Myanmar junta sentences 19 to death for killing officer
Nineteen people have been sentenced to death in Myanmar for killing an associate of an army captain, the military owned Myawaddy TV station said on Friday, the first such sentences announced in public since a February 1 coup and crackdown on protesters, Reuters reports.
The report said the killing took place on March 27 in the North Okkalapa district of Yangon, Myanmar's biggest city. Martial law has been declared in the district, allowing courts martial to pronounce sentences.
The military rulers who overthrew an elected government said on Friday that a protest campaign against its rule was dwindling because people wanted peace, and that it would hold elections within two years, the first timeframe it has given for a return to democracy.
Troops fired rifle grenades at anti-coup protesters on Friday in the town of Bago, near Yangon, witnesses and news reports said.
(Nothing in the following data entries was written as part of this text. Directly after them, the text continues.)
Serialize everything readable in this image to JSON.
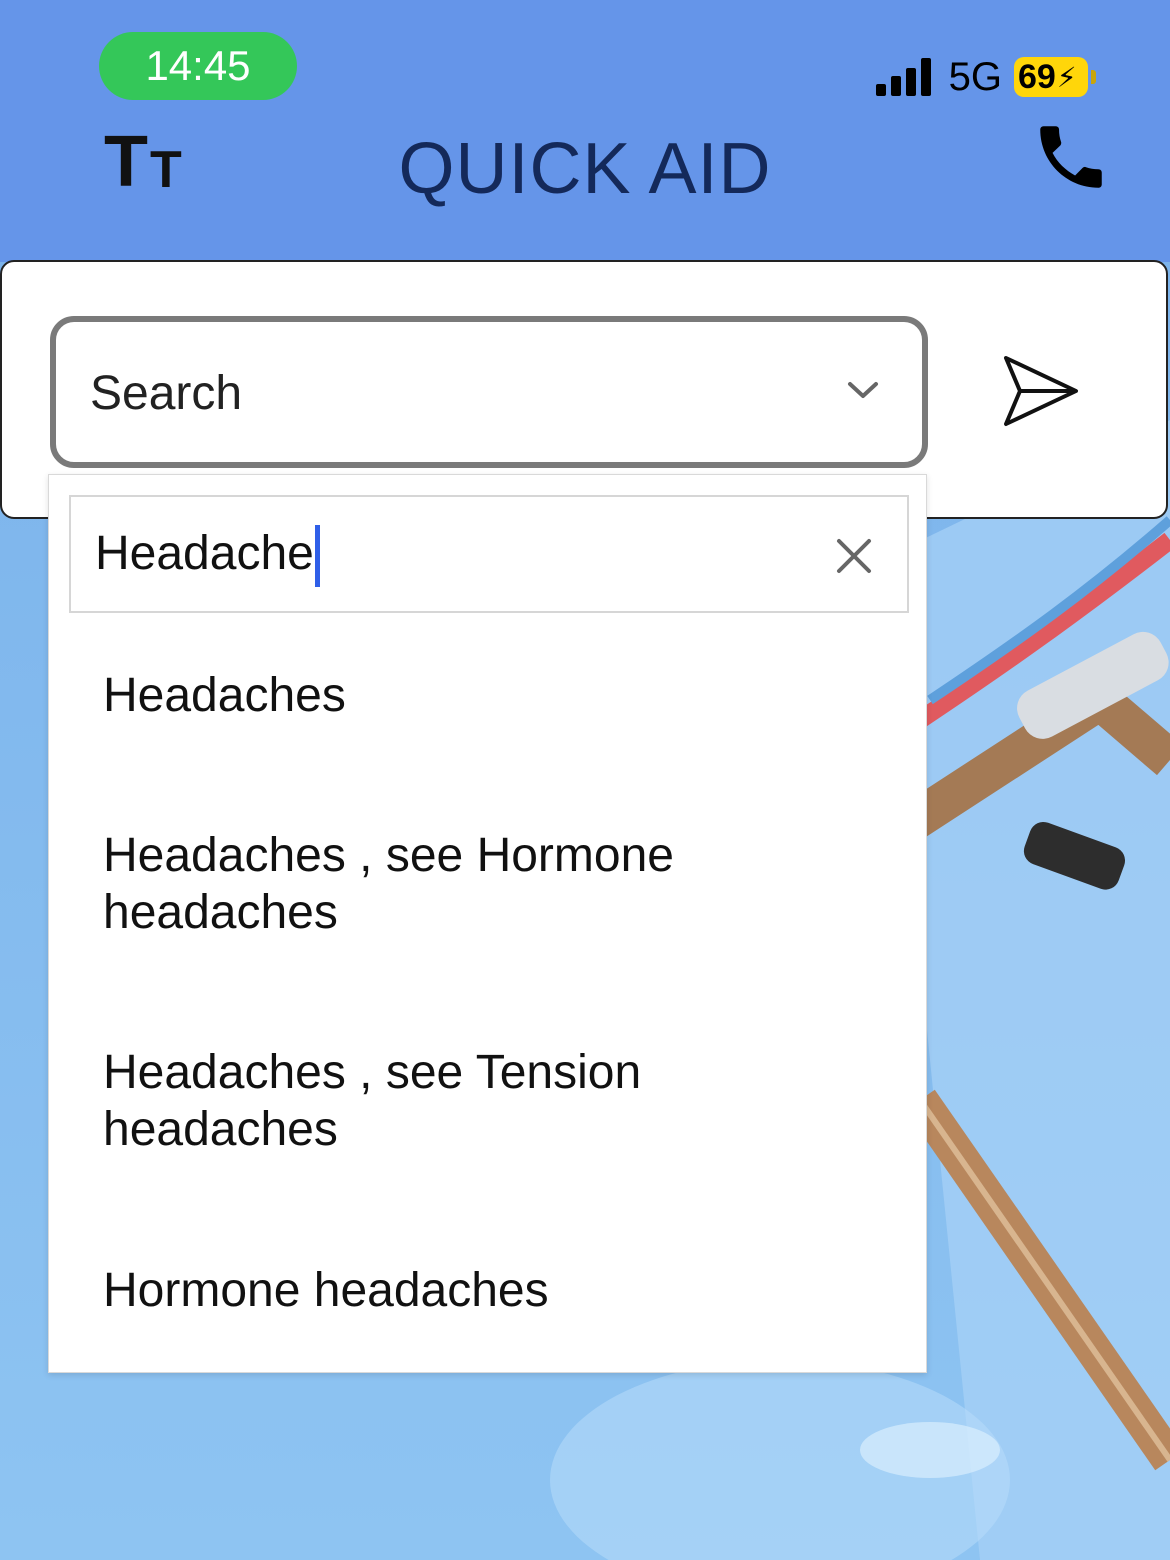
{
  "status_bar": {
    "time": "14:45",
    "network": "5G",
    "battery": "69"
  },
  "header": {
    "title": "QUICK AID"
  },
  "search": {
    "select_label": "Search",
    "filter_value": "Headache",
    "options": [
      "Headaches",
      "Headaches , see Hormone headaches",
      "Headaches , see Tension headaches",
      "Hormone headaches"
    ]
  },
  "colors": {
    "header_bg": "#6595e9",
    "title": "#14295a",
    "time_pill": "#34c759",
    "battery": "#ffd60a",
    "caret": "#2f5fe8"
  },
  "icons": [
    "text-size-icon",
    "phone-icon",
    "chevron-down-icon",
    "send-icon",
    "clear-icon",
    "signal-icon",
    "battery-icon"
  ]
}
At least 10 people were killed and their bodies piled up inside a pagoda, they said.
Junta spokesman Brigadier General Zaw Min Tun told a news conference in the capital, Naypyitaw, that the country was returning to normal and government ministries and banks would resume full operations soon.
The Assistance Association for Political Prisoners (AAPP) activist group has said 614 people, including 48 children, had been killed by security forces since the coup, as of Thursday evening. More than 2,800 were in detention, it said.
"We are humbled by their courage and dignity," a group of 18 ambassadors in Myanmar said of the protesters in a joint statement.
"We stand together to support the hopes and aspirations of all those who believe in a free, just, peaceful and democratic Myanmar. Violence has to stop, all political detainees must be released and democracy must be restored."
The statement was signed by the ambassadors of the United States, Britain, the EU, Canada, Australia, New Zealand, South Korea, Switzerland and several other European nations.
"The suggestions from neighbouring countries and big countries and powerful people in politics, we respect them," Zaw Min Tun said. He also accused members of deposed leader Aung San Suu Kyi's National League for Democracy of arson and said the protest campaign was being financed by foreign money, but gave no details.
Suu Kyi and many of her party colleagues have been in custody since the coup.